The National Institute of Anthropology and History (INAH) organized the International Seminar of Historic Monuments Illumination International Seminar, with the aim of unifying criteria that remarks built heritage preservation. The meeting took place in Taxco, Guerrero.

At the inauguration of the academic forum, Agustin Salgado, INAH Historical Monuments national coordinator (CNMH), expressed that to present, “the concern is not to fix or place installations anymore, because we can illuminate a building from afar; in this sense, the case of Santa Prisca temple, in Taxco, is remarkable”.

The architect invited specialists to share their experiences, favorable or not, considering the theoretical moment of the restoration when these initiatives took place, as well as knowledge, instruments and technical methods valid at the moment.
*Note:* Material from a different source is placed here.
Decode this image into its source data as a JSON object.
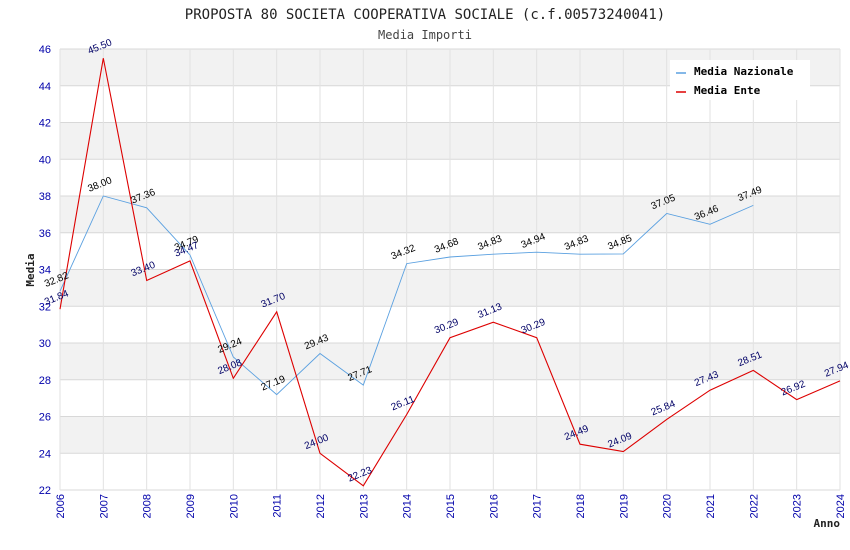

Aspects to be considered are architectural unity, as well as non-intrusive materials and lighting systems, according to historical and scenic values of the cultural good; “this is the only way to establish theoretical, methodological and technological fundaments for built heritage value enhancement”.

Architect Ana Maria Lara Gutierrez, INAH-CNMH Licenses, Inspections and Registers director, alerted that light pollution affects sky observation, and recalled the Ensenada, Baja California experience, when, in 2006, regulations were established to favor energy conservation and sky darkness preservation.  

Taking these issues into account, and looking forward to train staff laboring at the Institute and entities related to these projects, INAH organized the Historical Monuments Illumination Seminar, with the intention of providing basic knowledge regarding illumination projects and tools to evaluate petitions received by INAH.

The inauguration was attended by Nora Elisa Mendez Gonzalez, director of Instituto Guerrerense de Cultura (Guerrero Culture Institute); Jorge Figueroa Ayala, general secretary of Taxco de Alarcon City Hall; Blanca Jimenez Padilla, director of Guerrero INAH Center, and Salvador Aceves Garcia, advisor to INAH General Direction.

Architect Alfonso Jimenez Martin, main architect at Seville Cathedral, in Spain, inaugurated presentations. Considered the greatest church in the world, until early 20th century it was illuminated with candles and olive oil lamps.

Jimenez Marin declared that the management model, which allows it to be self-sustainable, sets the pace for the administration of the nearly 70 Spanish cathedrals, which “are turning into museums that once in a while celebrate masses”.

“Illumination of religious precincts has always had a symbolic function; due to Marian cult, they posses a formal repertoire related to how light is produced; I invite you to deepen into archaeology of these installations, from chandeliers to gas bulbs”, he concluded.